Not only has Philips achieved positive ROI and fast payback with this investment (Figure B), it has also improved the work environment at the local business units. The accounts payable group can now concentrate on relationships with its trading partners and internal customers. The previous environment consisted primarily of manual work: transmitting payments to the banks, reconciling account activity, and handling exceptions. Now, users have real-time, always- on access to CMM to view transaction activity for their business units.

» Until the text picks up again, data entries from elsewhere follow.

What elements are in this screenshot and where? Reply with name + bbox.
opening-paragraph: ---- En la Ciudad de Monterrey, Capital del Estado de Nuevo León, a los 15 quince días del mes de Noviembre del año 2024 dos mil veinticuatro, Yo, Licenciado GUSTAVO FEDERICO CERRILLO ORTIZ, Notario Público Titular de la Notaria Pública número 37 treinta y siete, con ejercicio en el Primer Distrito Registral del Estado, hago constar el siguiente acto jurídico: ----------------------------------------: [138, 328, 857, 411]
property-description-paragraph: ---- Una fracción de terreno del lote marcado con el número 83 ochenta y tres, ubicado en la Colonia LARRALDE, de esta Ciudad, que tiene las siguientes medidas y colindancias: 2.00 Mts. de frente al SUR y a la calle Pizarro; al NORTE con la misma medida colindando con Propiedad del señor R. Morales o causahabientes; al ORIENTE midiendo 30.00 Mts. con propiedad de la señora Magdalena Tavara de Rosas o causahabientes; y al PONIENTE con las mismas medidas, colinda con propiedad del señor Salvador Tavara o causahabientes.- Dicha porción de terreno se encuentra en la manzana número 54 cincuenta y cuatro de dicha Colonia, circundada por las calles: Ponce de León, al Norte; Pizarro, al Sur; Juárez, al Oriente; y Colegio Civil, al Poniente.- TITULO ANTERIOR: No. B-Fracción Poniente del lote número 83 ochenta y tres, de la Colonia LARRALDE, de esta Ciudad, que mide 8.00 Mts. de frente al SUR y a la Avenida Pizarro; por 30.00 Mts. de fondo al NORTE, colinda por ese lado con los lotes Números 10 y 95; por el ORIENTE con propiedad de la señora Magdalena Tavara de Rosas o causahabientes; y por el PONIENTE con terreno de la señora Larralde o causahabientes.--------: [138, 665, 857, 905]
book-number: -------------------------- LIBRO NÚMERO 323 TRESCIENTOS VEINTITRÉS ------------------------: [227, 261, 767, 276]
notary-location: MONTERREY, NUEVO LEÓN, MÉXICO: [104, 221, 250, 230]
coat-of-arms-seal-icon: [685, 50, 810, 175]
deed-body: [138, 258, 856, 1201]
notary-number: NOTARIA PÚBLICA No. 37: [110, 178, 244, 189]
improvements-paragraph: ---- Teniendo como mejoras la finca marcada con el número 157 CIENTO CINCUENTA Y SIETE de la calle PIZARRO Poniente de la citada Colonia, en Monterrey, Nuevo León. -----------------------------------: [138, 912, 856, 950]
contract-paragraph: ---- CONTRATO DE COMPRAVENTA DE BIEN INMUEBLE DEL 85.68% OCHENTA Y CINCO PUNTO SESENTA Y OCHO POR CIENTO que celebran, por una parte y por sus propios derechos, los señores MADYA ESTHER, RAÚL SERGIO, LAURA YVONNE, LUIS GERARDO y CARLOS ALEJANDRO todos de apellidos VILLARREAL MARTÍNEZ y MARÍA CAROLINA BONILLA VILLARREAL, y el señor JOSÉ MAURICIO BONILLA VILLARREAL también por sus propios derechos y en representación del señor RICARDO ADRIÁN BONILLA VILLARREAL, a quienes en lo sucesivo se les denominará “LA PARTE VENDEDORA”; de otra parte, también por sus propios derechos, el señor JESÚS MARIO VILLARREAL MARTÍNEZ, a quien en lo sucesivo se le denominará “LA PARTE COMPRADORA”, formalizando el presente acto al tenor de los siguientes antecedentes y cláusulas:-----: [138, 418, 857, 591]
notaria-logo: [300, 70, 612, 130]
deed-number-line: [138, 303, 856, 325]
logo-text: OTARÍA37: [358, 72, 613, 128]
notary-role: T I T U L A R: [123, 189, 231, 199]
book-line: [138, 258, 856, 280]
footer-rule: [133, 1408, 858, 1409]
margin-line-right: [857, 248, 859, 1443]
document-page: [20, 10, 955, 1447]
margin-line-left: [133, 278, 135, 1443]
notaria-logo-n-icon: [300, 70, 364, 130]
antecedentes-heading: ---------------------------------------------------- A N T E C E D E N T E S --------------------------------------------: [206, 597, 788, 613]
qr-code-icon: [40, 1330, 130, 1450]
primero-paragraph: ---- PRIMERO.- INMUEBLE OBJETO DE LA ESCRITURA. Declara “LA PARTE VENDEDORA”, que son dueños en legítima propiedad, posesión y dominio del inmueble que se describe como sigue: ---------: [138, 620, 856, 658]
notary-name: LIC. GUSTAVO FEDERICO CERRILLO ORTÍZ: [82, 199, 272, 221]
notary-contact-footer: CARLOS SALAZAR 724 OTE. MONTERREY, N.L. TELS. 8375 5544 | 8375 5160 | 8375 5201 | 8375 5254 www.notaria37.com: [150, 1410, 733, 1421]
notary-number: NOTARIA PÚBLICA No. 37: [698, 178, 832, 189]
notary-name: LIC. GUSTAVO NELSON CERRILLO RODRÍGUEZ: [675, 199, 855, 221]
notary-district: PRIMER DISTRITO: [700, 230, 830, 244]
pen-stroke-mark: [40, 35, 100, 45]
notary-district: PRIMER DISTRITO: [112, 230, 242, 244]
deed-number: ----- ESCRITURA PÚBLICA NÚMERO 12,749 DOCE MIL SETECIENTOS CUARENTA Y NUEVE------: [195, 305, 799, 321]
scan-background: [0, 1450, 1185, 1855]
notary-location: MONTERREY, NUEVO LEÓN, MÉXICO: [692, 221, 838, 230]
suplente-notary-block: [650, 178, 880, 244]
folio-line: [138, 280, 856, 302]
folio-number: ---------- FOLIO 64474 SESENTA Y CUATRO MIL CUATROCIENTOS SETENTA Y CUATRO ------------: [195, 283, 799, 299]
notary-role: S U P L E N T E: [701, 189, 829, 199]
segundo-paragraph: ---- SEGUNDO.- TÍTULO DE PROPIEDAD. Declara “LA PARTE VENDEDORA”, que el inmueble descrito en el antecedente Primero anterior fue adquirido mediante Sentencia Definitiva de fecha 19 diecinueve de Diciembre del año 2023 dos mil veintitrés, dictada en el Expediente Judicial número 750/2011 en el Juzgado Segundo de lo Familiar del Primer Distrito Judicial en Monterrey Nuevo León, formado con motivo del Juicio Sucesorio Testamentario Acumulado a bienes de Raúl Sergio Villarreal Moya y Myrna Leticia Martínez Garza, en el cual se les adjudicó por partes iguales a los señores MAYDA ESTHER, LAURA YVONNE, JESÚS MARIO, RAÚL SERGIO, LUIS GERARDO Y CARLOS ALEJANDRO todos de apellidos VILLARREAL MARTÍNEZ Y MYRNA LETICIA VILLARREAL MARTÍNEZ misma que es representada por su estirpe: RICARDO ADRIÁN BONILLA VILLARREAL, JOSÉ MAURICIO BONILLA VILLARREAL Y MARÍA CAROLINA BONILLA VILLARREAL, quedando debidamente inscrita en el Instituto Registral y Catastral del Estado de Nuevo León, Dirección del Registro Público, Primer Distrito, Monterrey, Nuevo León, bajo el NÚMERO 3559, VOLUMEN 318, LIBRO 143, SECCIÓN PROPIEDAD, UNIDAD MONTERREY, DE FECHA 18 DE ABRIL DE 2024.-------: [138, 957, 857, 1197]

Users also appreciate their ability to stay in control of the payment process and continue to use their own ERP systems to input invoices and generate payments as they are accustomed to doing. For them, it is a win-win situation: they reduce their costs and improve their business processes with no loss of control. Not only has Philips delivered bottom-line results to the organization in terms of financial savings, users of CMM are also positive about the impact on their daily processes.

Parting Thoughts

Philips continues implementing new sites and countries. Next, the firm plans to focus on improving its collections processes and expects to start other working capital optimization initiatives in line with its goal to increase ROCE.

Key Quantitative Results

  • In 200 locations, an average of .25 full-time staff have been redeployed (savings equivalent to 50 FTE).
  • More than 50 disbursement banks have been reduced to just two.
  • Bank and netting fees have been reduced €6.9m.
  • By the end of 2004, more than 1 million payments annually will be initiated using CMM.
  • At least €2m in development costs have been avoided.
  • Almost €5m in maintenance costs have been avoided in the first 5 years.

Source: Royal Philips Electronics, 2004

 

1Alterna was acquired by Trema in 2003, and Auros has been re-branded Cash Management Module (CMM).